Introduction

The predominant method for analysing survival in a patient cohort is calculating the changes in the proportion of living individuals over time, which can be visualised using Kaplan-Meyer (KM) plots1. An important consideration in KM analysis is that such patient data almost always contains incomplete observations; therefore, survival analysis must be able to deal with data for differing survival times when not all the individuals complete the study. The complexities of plotting such probability-based graphs with incomplete observations result in a reliance on commercial statistics or graphing software that are not designed for complex stepwise patient filtering and groupings. The difficult analyses are becoming a day-to-day task for life sciences and clinical researchers who aim to exploit the burgeoning amounts of data being generated from samples derived from patients with cancer and other diseases.

While these types of analyses are possible with open-source R-based computational packages, utilisation of such tools for complex analyses requires significant computational expertise. Moreover, due to exponentially increasing accumulation of genomic and proteomic data, coupled with other quantitative and clinicopathological data associated with patient samples, it is increasingly important to understand the distribution of continuous markers and to be able to discretise them. Continuous values such as expression data cannot easily be integrated into existing survival platforms. surviveR allows the user to easily integrate these with other categorical variables (e.g., mutation, staging and transcriptomic classifiers) to enable their inclusion in survival analyses. Additionally, there are currently limited user-friendly, freely available software and useful tools such as KMPlot2 are more focused on analysis of large public datasets such as TCGA, with limited functionalities needed by researchers who lack sufficient computational skills to better analyse clinical datasets. To address this unmet need, we developed surviveR, a flexible cloud-based Shiny app for user-friendly survival analysis.

Methods

surviveR is developed in the R-environment3 (R Core Team, 2014) using Shiny to allow the R code to run within a HTML and JavaScript framework4. It utilises Shiny packages (shiny, argonDash, shinyjs)4,5,6 to translate R code into an interactive web application. surviveR is designed with a user-friendly graphical user interface with detailed description of applied methods and instructions for use by non-expert users (Fig. 1 and Fig. S1). The data reading and handling core is based on the processes data.table, dplyr and DT7 packages while the survival data is analysed and graphed through the functionalities of the survminer8, survival9 and ggplot2 R packages10. Cox hazard ratio (HR) is expressed as (exp(coef)), while the inverse HR (exp(-coef)), the reference interval (upper.95 and lower.95) and the p value are also reported. surviveR provides additional options such as continuous data integration (e.g., conversion of the expression of a specific gene split by median to provide High and Low expression categories), filtering and multiple levels of grouping. These new groupings can then be plotted directly within surviveR.

Figure 1
figure 1

Processes and functionality in the backend of the survive shiny application. (A) Visual abstract of surviveR application (B) Screenshot of the GUI of surviveR KM graph page. (C) Schematic overview of survive architecture and sub-functions.

All figures and tables are downloadable in .pdf or .csv format through a download button under each table or plot. surviveR is freely available at: generatr.qub.ac.uk/app/surviveR.

In the worked example, the transcriptionally derived annotation of gene expression microarray data from our previously described CRUK taxonomy cohort11 was further annotated with our published classifieRc app12 that is freely available https://generatr.qub.ac.uk/app/classifieRc for consensus molecular subtypes (CMS)13, Microenvironment Cell Populations-counter (MCP-counter)14 for Fibroblasts.
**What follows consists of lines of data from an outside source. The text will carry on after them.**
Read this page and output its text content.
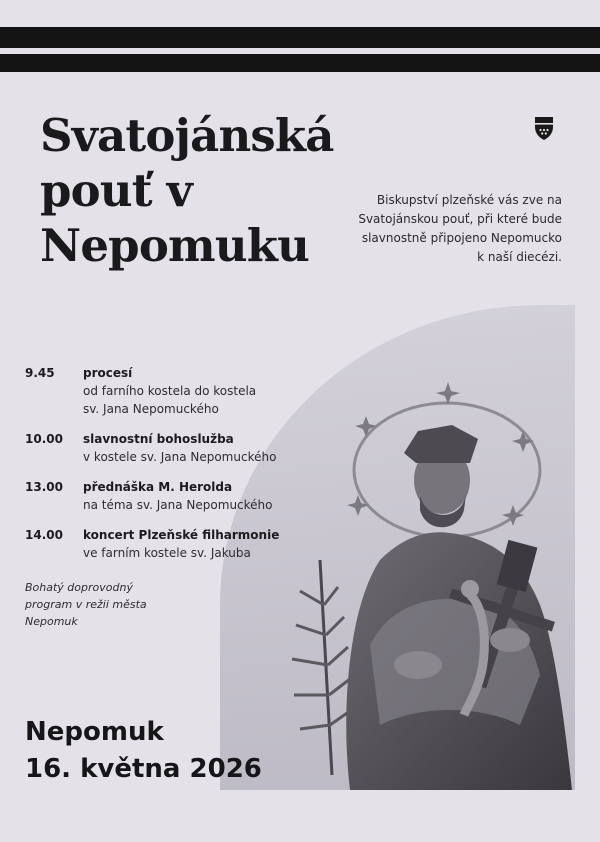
Svatojánská
pouť v
Nepomuku

Biskupství plzeňské vás zve na
Svatojánskou pouť, při které bude
slavnostně připojeno Nepomucko
k naší diecézi.

9.45	procesí
od farního kostela do kostela
sv. Jana Nepomuckého
10.00	slavnostní bohoslužba
v kostele sv. Jana Nepomuckého
13.00	přednáška M. Herolda
na téma sv. Jana Nepomuckého
14.00	koncert Plzeňské filharmonie
ve farním kostele sv. Jakuba

Bohatý doprovodný
program v režii města
Nepomuk

Nepomuk
16. května 2026
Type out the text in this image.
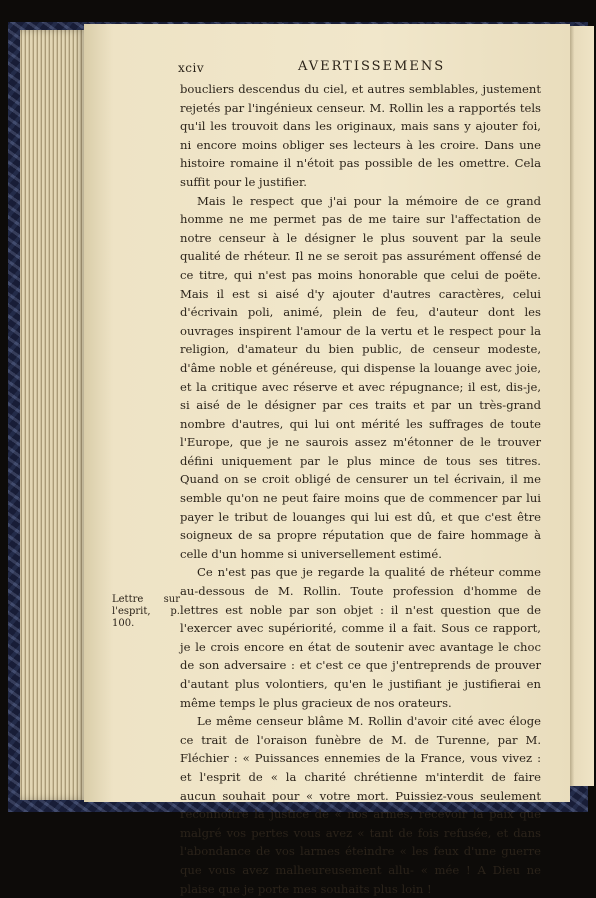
xciv	AVERTISSEMENS
Lettre sur l'esprit, p. 100.

boucliers descendus du ciel, et autres semblables, justement rejetés par l'ingénieux censeur. M. Rollin les a rapportés tels qu'il les trouvoit dans les originaux, mais sans y ajouter foi, ni encore moins obliger ses lecteurs à les croire. Dans une histoire romaine il n'étoit pas possible de les omettre. Cela suffit pour le justifier.

Mais le respect que j'ai pour la mémoire de ce grand homme ne me permet pas de me taire sur l'affectation de notre censeur à le désigner le plus souvent par la seule qualité de rhéteur. Il ne se seroit pas assurément offensé de ce titre, qui n'est pas moins honorable que celui de poëte. Mais il est si aisé d'y ajouter d'autres caractères, celui d'écrivain poli, animé, plein de feu, d'auteur dont les ouvrages inspirent l'amour de la vertu et le respect pour la religion, d'amateur du bien public, de censeur modeste, d'âme noble et généreuse, qui dispense la louange avec joie, et la critique avec réserve et avec répugnance; il est, dis-je, si aisé de le désigner par ces traits et par un très-grand nombre d'autres, qui lui ont mérité les suffrages de toute l'Europe, que je ne saurois assez m'étonner de le trouver défini uniquement par le plus mince de tous ses titres. Quand on se croit obligé de censurer un tel écrivain, il me semble qu'on ne peut faire moins que de commencer par lui payer le tribut de louanges qui lui est dû, et que c'est être soigneux de sa propre réputation que de faire hommage à celle d'un homme si universellement estimé.

Ce n'est pas que je regarde la qualité de rhéteur comme au-dessous de M. Rollin. Toute profession d'homme de lettres est noble par son objet : il n'est question que de l'exercer avec supériorité, comme il a fait. Sous ce rapport, je le crois encore en état de soutenir avec avantage le choc de son adversaire : et c'est ce que j'entreprends de prouver d'autant plus volontiers, qu'en le justifiant je justifierai en même temps le plus gracieux de nos orateurs.

Le même censeur blâme M. Rollin d'avoir cité avec éloge ce trait de l'oraison funèbre de M. de Turenne, par M. Fléchier : « Puissances ennemies de la France, vous vivez : et l'esprit de « la charité chrétienne m'interdit de faire aucun souhait pour « votre mort. Puissiez-vous seulement reconnoître la justice de « nos armes, recevoir la paix que malgré vos pertes vous avez « tant de fois refusée, et dans l'abondance de vos larmes éteindre « les feux d'une guerre que vous avez malheureusement allu- « mée ! A Dieu ne plaise que je porte mes souhaits plus loin !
Microarray profiling and patient data is available from GEO with accession GSE103479.

Results

The surviveR app has 3 tabs (Fig. 1C):

  1. 1.

    The Introduction tab describes the information underlying the various models used for KM analyses within surviveR.

  2. 2.

    The Data input tab walks users through file upload, end-point definition needed for survival and risk analysis and optional settings such as time unit changes and data dichotomization.

  3. 3.

    The results are displayed on the KM survival curve tab containing graphical and statistical outputs (Fig. 1C and S1).
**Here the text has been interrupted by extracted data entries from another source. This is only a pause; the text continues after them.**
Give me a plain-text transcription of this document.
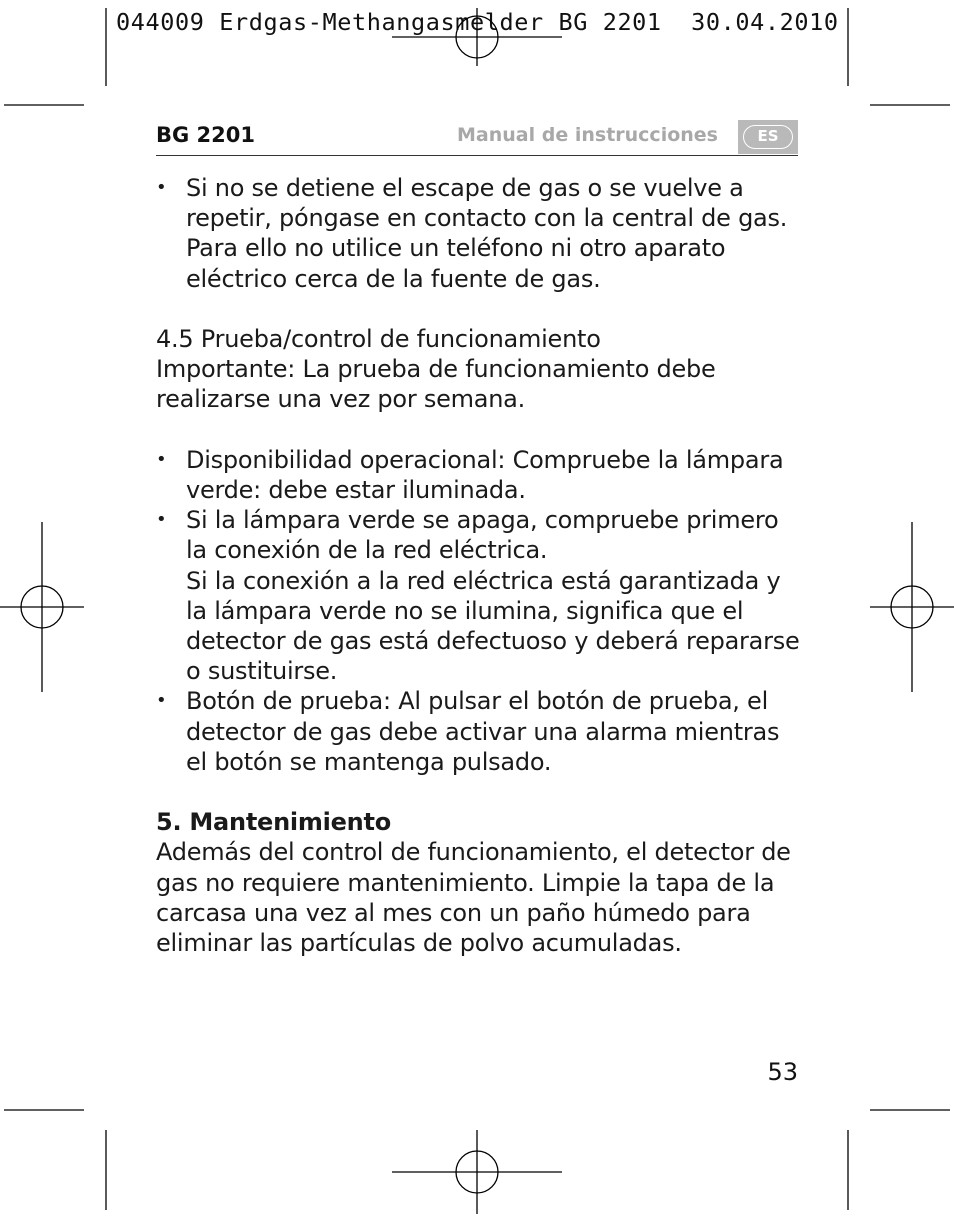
044009 Erdgas-Methangasmelder BG 2201  30.04.2010
BG 2201	Manual de instrucciones	ES
• Si no se detiene el escape de gas o se vuelve a repetir, póngase en contacto con la central de gas. Para ello no utilice un teléfono ni otro aparato eléctrico cerca de la fuente de gas.

4.5 Prueba/control de funcionamiento

Importante: La prueba de funcionamiento debe realizarse una vez por semana.

• Disponibilidad operacional: Compruebe la lámpara verde: debe estar iluminada.
• Si la lámpara verde se apaga, compruebe primero la conexión de la red eléctrica.
Si la conexión a la red eléctrica está garantizada y la lámpara verde no se ilumina, significa que el detector de gas está defectuoso y deberá repararse o sustituirse.
• Botón de prueba: Al pulsar el botón de prueba, el detector de gas debe activar una alarma mientras el botón se mantenga pulsado.

5. Mantenimiento

Además del control de funcionamiento, el detector de gas no requiere mantenimiento. Limpie la tapa de la carcasa una vez al mes con un paño húmedo para eliminar las partículas de polvo acumuladas.

53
surviveR can read-in a range of standard (delimited) data tables (e.g., .csv) where each row must represent a patient and each column a patient descriptor (e.g., sex, treatment…), categorical or continuous molecular characteristic (e.g., mutation status, IHC-score, gene expression level). Once uploaded, the user is required to select/define the columns containing (i) event of interest (e.g., progression, death) and time to event. This is necessary to allow flexibility between datasets since such data is often differently annotated from user to user and further allows flexible selection of different endpoints in addition to live/dead survival. The default setting in surviveR assumes that the event time is given in months, however the input and the graphed time format can be changed/re-calculated using a drop-down menu. Once all options are selected, users move onto the KM survival curve tab by pressing the “Graph Me” button, and surviveR automatically displays a KM plot comparing defined groups with an estimated log-rank test p-value using a 5-year endpoint (default, can be changed using a slider), along with a risk and a cumulative event table as illustrated in Fig. 1C.

SurviveR has built-in capability to carry out multiple data pre-filtering since users often want to carry out survival analysis from a defined sub-cohort (e.g., Stage-II patient only). This is achieved iteratively by selecting the appropriate column and value/s from a drop-down menu, where for example, a user could select only patients of a particular stage and/or with a mutation in a specific gene. Once any pre-filtration is completed, grouping of remaining patients is conducted by selecting up to two categorical variable columns, which by default plots a KM-curve showing all sub-groups (or combinations of variables) separately. If the selected variable for subgrouping results in more than two groups, further flexibility is provided by the option to visualise specific subsets versus each other or the “rest” of the cohort, where patient data belonging to the non-selected categories are merged and visualised as one group (Fig. S1D). The significance of differences between two or multiple patient subgroups is estimated automatically using a pairwise log-rank test and Cox proportional hazard regression model. The pairwise log-rank test automatically calculates a multiple comparison, returning a p-value between all shown subgroups, while the Cox proportional hazard regression model is calculated using the selected group as a reference cohort from a drop-down menu (Fig. 1C).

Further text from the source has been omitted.